I don’t normally start a review with a discussion of structure, but, when a book is described as “a novel in stories”, it’s a must.  What to expect?  A series of  interconnected stories making up a big picture?  Isn’t everything that’s not a linear narrative?    Is the subtitle there as a warning to those who don’t usually read short stories? If so, it’s unfair.  Because there is a linear narrative – one which tells the story of Olive’s marriage and family life.  Admittedly it’s interspersed with separate chapters – stories – in which Olive is only a subsidiary – but none the less influential – character. 
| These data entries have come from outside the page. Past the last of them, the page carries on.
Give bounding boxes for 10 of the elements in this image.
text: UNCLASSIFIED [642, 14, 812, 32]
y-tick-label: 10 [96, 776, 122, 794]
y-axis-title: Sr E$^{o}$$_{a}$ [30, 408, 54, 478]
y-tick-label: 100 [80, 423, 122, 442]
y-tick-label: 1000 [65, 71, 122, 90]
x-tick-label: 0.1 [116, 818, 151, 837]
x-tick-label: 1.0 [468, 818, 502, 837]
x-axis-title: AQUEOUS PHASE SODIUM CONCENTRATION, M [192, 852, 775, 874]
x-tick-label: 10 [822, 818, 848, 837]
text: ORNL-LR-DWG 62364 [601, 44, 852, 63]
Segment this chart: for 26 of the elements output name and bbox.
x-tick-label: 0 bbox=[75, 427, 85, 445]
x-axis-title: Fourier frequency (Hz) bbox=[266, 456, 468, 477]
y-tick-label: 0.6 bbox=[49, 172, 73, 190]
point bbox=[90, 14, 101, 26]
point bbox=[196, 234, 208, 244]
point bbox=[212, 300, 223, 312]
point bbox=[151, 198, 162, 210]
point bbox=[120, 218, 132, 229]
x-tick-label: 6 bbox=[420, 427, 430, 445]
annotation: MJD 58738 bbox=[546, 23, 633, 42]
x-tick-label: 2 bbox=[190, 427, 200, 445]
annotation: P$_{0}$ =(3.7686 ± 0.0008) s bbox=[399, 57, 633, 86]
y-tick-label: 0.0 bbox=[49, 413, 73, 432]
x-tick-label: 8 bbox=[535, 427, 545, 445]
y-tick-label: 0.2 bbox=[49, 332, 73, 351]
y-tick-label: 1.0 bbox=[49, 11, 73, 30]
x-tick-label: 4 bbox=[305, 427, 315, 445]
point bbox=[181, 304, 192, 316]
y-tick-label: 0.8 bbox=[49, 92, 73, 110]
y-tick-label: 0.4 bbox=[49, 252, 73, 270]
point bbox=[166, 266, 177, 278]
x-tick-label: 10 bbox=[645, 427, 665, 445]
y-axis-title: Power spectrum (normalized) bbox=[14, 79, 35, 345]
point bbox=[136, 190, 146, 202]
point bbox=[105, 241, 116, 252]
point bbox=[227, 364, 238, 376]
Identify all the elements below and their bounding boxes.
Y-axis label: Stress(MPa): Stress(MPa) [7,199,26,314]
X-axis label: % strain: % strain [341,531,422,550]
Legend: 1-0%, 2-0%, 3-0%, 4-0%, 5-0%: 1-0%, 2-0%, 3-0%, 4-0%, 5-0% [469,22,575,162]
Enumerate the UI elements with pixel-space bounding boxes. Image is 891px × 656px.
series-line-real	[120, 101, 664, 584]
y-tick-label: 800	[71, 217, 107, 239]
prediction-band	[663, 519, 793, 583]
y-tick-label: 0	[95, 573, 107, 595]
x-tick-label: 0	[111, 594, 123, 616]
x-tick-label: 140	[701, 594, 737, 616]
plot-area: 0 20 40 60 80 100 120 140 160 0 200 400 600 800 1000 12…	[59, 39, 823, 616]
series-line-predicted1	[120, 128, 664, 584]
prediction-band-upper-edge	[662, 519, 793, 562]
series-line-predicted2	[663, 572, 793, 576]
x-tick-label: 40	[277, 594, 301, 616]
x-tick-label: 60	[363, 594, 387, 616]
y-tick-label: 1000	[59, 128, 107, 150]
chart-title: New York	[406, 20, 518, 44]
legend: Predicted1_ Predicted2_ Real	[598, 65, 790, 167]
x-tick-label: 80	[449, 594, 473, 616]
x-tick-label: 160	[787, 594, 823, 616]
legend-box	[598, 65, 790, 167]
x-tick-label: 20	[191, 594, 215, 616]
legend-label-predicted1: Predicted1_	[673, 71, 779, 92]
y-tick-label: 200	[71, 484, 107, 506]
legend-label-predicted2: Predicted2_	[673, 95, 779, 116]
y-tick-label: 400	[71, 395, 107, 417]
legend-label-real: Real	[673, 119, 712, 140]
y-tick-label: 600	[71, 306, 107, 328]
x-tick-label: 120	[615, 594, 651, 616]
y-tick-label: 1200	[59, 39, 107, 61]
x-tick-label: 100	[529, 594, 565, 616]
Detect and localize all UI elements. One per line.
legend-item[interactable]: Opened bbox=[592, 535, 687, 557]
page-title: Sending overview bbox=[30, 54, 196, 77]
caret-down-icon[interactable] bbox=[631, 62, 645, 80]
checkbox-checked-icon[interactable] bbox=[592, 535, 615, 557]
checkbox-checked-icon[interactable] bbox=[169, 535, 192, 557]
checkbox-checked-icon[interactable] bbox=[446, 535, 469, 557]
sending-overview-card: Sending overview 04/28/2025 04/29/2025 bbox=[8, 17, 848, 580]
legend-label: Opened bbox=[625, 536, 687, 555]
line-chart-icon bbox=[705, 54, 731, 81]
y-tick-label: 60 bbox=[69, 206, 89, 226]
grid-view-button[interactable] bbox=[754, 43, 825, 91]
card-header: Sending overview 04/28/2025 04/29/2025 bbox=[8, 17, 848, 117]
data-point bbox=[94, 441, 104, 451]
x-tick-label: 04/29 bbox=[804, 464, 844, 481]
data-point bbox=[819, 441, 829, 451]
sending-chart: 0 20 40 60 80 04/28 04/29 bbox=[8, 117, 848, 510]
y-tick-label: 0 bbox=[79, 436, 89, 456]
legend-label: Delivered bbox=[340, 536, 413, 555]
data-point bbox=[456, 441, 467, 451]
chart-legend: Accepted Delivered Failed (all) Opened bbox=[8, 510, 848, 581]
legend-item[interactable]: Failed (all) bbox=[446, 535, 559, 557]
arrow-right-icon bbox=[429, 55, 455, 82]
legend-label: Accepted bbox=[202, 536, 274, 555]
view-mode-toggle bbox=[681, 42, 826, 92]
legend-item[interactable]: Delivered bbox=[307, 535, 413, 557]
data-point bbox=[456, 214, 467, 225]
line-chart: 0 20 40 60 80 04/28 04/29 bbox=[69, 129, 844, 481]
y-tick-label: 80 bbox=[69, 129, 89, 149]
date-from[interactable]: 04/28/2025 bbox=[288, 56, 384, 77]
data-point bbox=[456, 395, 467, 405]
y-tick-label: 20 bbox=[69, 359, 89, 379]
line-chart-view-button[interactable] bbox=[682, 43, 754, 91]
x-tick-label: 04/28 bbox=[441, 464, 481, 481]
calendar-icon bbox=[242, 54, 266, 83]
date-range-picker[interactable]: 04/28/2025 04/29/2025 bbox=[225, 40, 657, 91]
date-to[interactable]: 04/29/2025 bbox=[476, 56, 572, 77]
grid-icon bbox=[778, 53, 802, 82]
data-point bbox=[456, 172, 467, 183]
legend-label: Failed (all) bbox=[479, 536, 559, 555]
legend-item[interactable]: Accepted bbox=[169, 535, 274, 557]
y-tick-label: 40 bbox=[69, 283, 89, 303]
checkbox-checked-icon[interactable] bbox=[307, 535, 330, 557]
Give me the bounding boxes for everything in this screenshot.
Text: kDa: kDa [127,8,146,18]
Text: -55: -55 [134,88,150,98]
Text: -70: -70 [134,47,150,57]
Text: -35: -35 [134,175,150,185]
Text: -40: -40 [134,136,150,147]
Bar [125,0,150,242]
 These stories serve to flesh out the bones of the society in which Olive lives and to add context to her character, placing her outwith her family life and observing  her from different angles.  They also, highlight the tragedy of her life. She is a success in her career, the maths teacher everyone is afraid yet respectful of, a firm yet compassionate role model, capable of inspiring her pupils.  At home, however, she is a disappointed wife and a misunderstood mother.  So focused on her own ambitions for her only son (which aren’t necessarily bad) that estrangement is inevitable.  So involved in her career and her son that she can’t see the woods for the trees. Neither can the reader because the linear narrative is written mostly from Olive’s viewpoint.  So when she finally realises the role her husband played in her life, it is too late.  When her son delivers his verdict on her parenting skills, it is profoundly devastating.  Her thoughts are vivid, powerful and heartrending … and the compromises she makes to cope with her lonely old age, no less so.   No wonder this was my saddest read of 2009!

It seems then that the structure is highly effective, though perhaps in a way not envisaged by the author. Olive originally came to life in a short story.  A powerful character from the start, Elizabeth Strout has said she was felt that Olive would probably overwhelm the reader, had she remained the primary focus throughout the novel.  I understand the point even if I disagree.  Some of the stories in which Olive was a subsidiary character were a distraction, particularly when I had worked out not to get emotionally invested in anyone else.  I wanted to get back to Olive.  A difficult opinionated lady, no doubt, but as 3-dimensional flesh and blood as I’m ever likely to meet in the pages of a novel.